What a great slogan. So sweetly bulky — a return, as the form itself, at a time when publishers to general interest magazines were not forced to transform regularly featured articles "long captions." In those days, hefty features may be paid for with ads that ran against the lighter fare magazine. What's more, the ads tucked into every nook printable were not necessary because magazines were eager to paying subscribers and newsstand buyers. The market for fiction and nonfiction shrank not because people have gotten dumber or have lost their attention spans; narrative non-fiction, as so many forms of the 20th century, fell on hard times, when the Web came along and readers stopped paying for content.

But now, with individual Kindle, Amazon went White Knight on us. In one fell swoop, has discovered a way to close out virtually every entity that mediates between journalists and readers: traditional publishers, printers, warehousemen, advertisers and the World Wide Web. All that is left is the bookstore — Amazon — which is almost a clinic literacy nonprofit, but at least it's only a transgressor tollkeeping the reader-writer. For readers used for greasing many Palm trees more than Amazon just to get their fix of Word, the introduction of Kindle Singles should come as exciting news. It should also delight readers who care about journalism interweaved and enchanted of the 60s and 70s: Tom Wolfe, Joan Didion, Norman Mailer and Truman Capote.

The Web gives and takes away the Web. For nearly four years, this column — which ends today — he told what has been lost and gained from digitization of practically all the cultural artifacts and experiences. I took a mixed view of the Web open and free. At the beginning, the Web seemed like a cross between a superstore candies and a civilization just discovered on Neptune. Flora culture that they were growing in the nooks and crannies necessary classification Web. What is a YouTube video? What is a Wikipedia entry? What is a tweet? But I had to recognize the widespread concern that the Web reduces the content and perhaps even culture. The Web has been a source of actual disorientation in American publishing, film, music and TV companies.

So I was surprised when a plausible alternative to the Web didn't come from traditional media, which has been addressed to it, but the tech world. When the iPhone first appeared, followed by the Kindle and iPad, it became clear that electronic books and applications provided a way to siphon the Internet resources for individuals, who could now sample that energy without being vulnerable to commercialism of the Web. This was a huge step forward.

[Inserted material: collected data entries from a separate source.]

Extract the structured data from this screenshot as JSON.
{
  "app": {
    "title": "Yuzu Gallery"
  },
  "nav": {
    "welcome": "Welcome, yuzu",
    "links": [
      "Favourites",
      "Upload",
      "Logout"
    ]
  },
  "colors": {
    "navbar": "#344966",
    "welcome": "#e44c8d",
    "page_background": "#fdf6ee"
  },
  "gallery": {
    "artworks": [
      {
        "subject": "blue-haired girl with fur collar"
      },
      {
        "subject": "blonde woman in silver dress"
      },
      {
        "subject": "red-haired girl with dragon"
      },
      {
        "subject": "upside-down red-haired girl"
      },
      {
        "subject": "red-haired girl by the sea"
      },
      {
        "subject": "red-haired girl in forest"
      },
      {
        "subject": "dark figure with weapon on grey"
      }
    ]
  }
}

Who is honest with you know that the Web has ceased to be a great place for consumers of culture, a year or two ago. You think you are reading the Web these days, but you are now reading — collect data on you, trying to sell stuff, go to other links. On the Web, reading is shopping. And sometimes you don't want to store.

Kindle in particular brought me the first moment of peace from the noise of the Web that I'd had in a long time. True, I thought that I loved the Web noise when the only alternative was to leave in analog culture — but I adored the silence that I found on Kindle.

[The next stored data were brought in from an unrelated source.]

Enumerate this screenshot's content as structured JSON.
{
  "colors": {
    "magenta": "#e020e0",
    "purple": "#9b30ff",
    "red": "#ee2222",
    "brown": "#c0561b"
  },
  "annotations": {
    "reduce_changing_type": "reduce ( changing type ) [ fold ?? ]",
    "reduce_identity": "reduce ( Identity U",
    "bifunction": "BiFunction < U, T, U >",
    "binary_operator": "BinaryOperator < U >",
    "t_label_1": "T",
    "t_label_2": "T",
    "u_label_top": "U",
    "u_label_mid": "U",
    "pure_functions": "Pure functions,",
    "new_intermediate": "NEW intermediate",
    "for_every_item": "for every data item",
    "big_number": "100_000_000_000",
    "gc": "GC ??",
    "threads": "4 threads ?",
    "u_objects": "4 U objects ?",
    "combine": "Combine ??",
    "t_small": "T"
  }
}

I never thought it would be back on the Web, but I didn't. Freedom of once-glorious Web was not free. Its price is a bone-deep commercialism that still can't be circumvented. For convenience, integrity and social life, yet visit, but now I see these visits as least as risky and irritating as liberating and exhilarating.

But I need more applications and E-Books during my withdrawal from the Web. And so I am thrilled to find these individuals turn on narrative non-fiction, which add to the shapes I can savor here. Narrative non-fiction in our digital era could be hardly any other way — and in fact, seemed once headed for obsolescence. I am extremely happy to see him go.

Thanks for reading.

Points of entry: recommendations this week

SINGLE SHOOTER
In "saving evil: what we lose," Ron Rosenbaum takes aim at the "columnists bien-pensant serious" printing for the refusal to face the fact of evil in human nature. How does Rosenbaum get to shoot from margins? Freedom in technology.

SINGLE MOTHER
The critic Cristina Nehring, author of defence swashbuckling romance mad called "A Vindication of Love," chronicles now another love story — between a mother and infant daughter — in a single turn, "journey to the edge of the light."

SINGLE OCTO
Mark Greif, in single "get wasted and the politics of children," Kindle considers the validity with regard to the Nadya Suleman octuplet-bearing as an icon of recklessness.